Slogan e gesti di Trump: «scartare» le persone, ma come si fa?
mercoledì 16 novembre 2016

Sto scorrendo gli slogan più memorabili lanciati da Donald Trump, e sono tutti molto importanti, anche quegli sgradevoli. Possono essere sgradevoli per me (che non ho votato), per voi (che non avete votato), ma possono essere gradevoli per il popolo che l’ha votato. «Le donne sono cagne», cioè sessualmente disponibili: lo ritenevo uno slogan impronunciabile, ti fa perdere tanti voti e non te ne fa guadagnare nessuno. Evidentemente non è così. C’è anche una fetta di popolo attirata dal machismo spinto, dall’insulto grave anzi greve, che significa picchiare con le parole l’avversario, e meglio ancora se l’avversario non è una persona (bersaglio piccolo) ma un genere (bersaglio grosso).

«I neri sono pigri» è espressione di un razzismo subdolo, perché mentre lancia un’offesa carica sull’offeso una colpa, e lo rende meritevole di quell’offesa.
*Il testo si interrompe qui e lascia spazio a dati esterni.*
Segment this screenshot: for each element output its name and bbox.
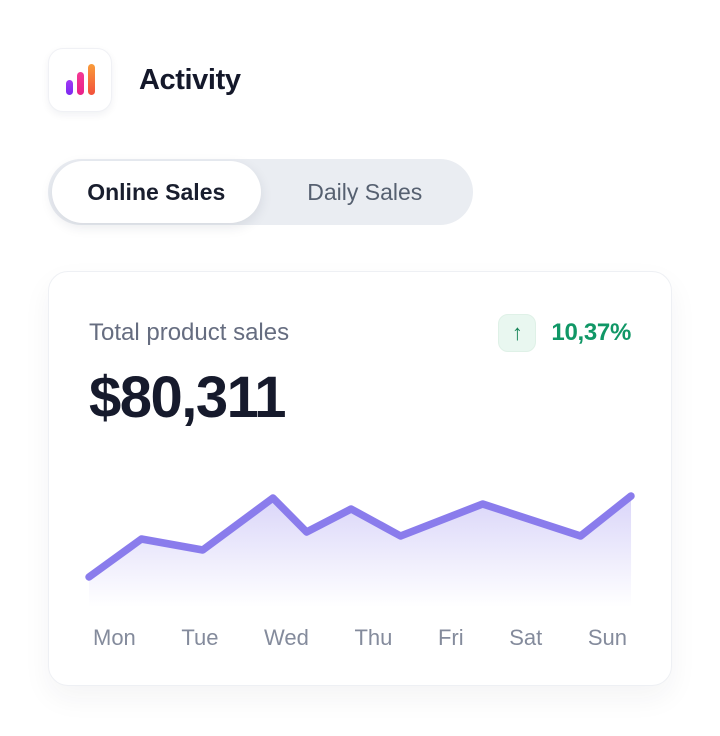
bar-chart-icon-bar-medium: [76, 72, 84, 95]
sales-line-chart: Mon Tue Wed Thu Fri Sat Sun: [85, 479, 635, 651]
tab-online-sales[interactable]: Online Sales: [52, 161, 261, 223]
bar-chart-icon-bar-small: [65, 80, 73, 95]
chart-area-fill: [89, 495, 632, 607]
page-header: Activity: [48, 48, 672, 112]
sales-tabs: Online Sales Daily Sales: [48, 159, 473, 225]
x-axis-label: Sun: [587, 624, 627, 650]
total-sales-value: $80,311: [89, 365, 286, 430]
card-header-row: Total product sales ↑ 10,37%: [89, 314, 631, 352]
x-axis-label: Tue: [181, 624, 219, 650]
trend-percent: 10,37%: [551, 319, 631, 346]
page-title: Activity: [139, 63, 241, 96]
card-label: Total product sales: [89, 319, 290, 346]
x-axis-label: Mon: [93, 624, 136, 650]
bar-chart-icon-bar-large: [87, 64, 95, 95]
x-axis-label: Thu: [354, 624, 393, 650]
bar-chart-icon: [48, 48, 112, 112]
chart-line: [85, 492, 635, 581]
x-axis-label: Sat: [509, 624, 543, 650]
activity-page: Activity Online Sales Daily Sales Total …: [48, 48, 672, 686]
x-axis-labels: Mon Tue Wed Thu Fri Sat Sun: [89, 625, 631, 651]
sales-summary-card: Total product sales ↑ 10,37% $80,311: [48, 271, 672, 686]
arrow-up-icon: ↑: [511, 320, 523, 345]
trend-up-badge: ↑: [498, 314, 537, 352]
x-axis-label: Fri: [437, 624, 464, 650]
x-axis-label: Wed: [264, 624, 309, 650]
tab-daily-sales[interactable]: Daily Sales: [261, 163, 470, 221]
trend-indicator: ↑ 10,37%: [498, 314, 631, 352]
sales-line-chart-svg: [85, 492, 635, 607]
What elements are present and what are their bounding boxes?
Dunque: puoi essere razzista, ma con orgoglio. Gli immigrati messicani sono «criminali, trafficanti di droga e stupratori», dunque portano degrado nella città ma anche crimine nella società: se li cacci, vivrai in una città più pulita ma anche più onesta, più bella e più buona.

«La tortura funziona», dunque è cosa buona: quando dicono «tortura» gli americani intendono soprattutto il waterboarding, che i marines vengono addestrati a sopportare il più a lungo possibile, non diventi un marine se non resisti a lungo con la testa sott’acqua. Ciascuno di questi slogan, per quanto a me sembri impossibile, ha una sua dose di attrazione: c’è una fetta di società, là ma forse anche qua, che si eccita, e l’eccitazione è una forma di gradimento.

Anche dire «deporterò 3 milioni di clandestini» (o anche 11, dipende dai giorni) ha una sua suggestione. Questi slogan non li approviamo, non li accettiamo, ma possiamo capire che portino voti, che nel quadro machiavellico di una battaglia elettorale vengano usati. Quel che non riusciamo a capire è perché sia stata pronunciata un’altra frase, a proposito di un disabile. Il quale era un giornalista del “New York Times”, e aveva intervistato Trump. Evidentemente Trump non deve aver gradito qualche domanda, e allora rende conto dell’incidente ai suoi fans in questi termini: «Dovevate vederlo, povero ragazzo... », e storce la faccia, la bocca, le braccia, le spalle. Il giornalista soffre di una malattia che si chiama artrogriposi, e che dà appunto quei contorcimenti. Dunque, Trump lo scimmiotta per dileggiarlo. Perché Trump abbia pensato (o, peggio ancora, perché lo abbia pensato il suo staff elettorale, che guidava la sua campagna), che mimare e deridere una persona per la sua malattia sia utile ad attrarre elettori, a raccogliere consensi, applausi, voti, mi sfugge. Ma evidentemente è un limite mio, visto che così è andata.

Cercavamo di capire la destra militare, la destra politica, la destra economica, la destra sociale. In queste aree si schierano anche intellettuali di grande peso, artisti, attori, registi, giornalisti, politici. Dissento ma discuto. Ed ecco arriva la destra esistenziale, con per di più un passato di sinistra (perché questa è la storia “politica” dell’impolitico Trump). Tu vedi uno con un handicap, e sghignazzi. È appena uscito il discorso del Papa che condanna le società dove ci sono «persone scartate», e ci domandavamo come si fa a scartare le persone. Ecco come: vedendo un disabile, ti diverti della visione e spartisci il tuo divertimento con i tuoi, per raddoppiarlo. Tu vivi la tua vita, che è bella ricca felice, se un altro ha una vita con problemi, sono problemi suoi e non tuoi.

C’è una domanda nello Zarathustra di Nietzsche che dice così: «I vermi, nel pane della vita, son necessari?». No, evidentemente, non sono necessari, per mangiare quel pane devi prima “scartare” quei vermi. È un’idea “selettiva” dell’umanità. Sto esprimendo un pensiero personale. Compito di un capo è aumentare la felicità di tutti. Ma qui la propria felicità pare consista nell’aumentare l’infelicità altrui.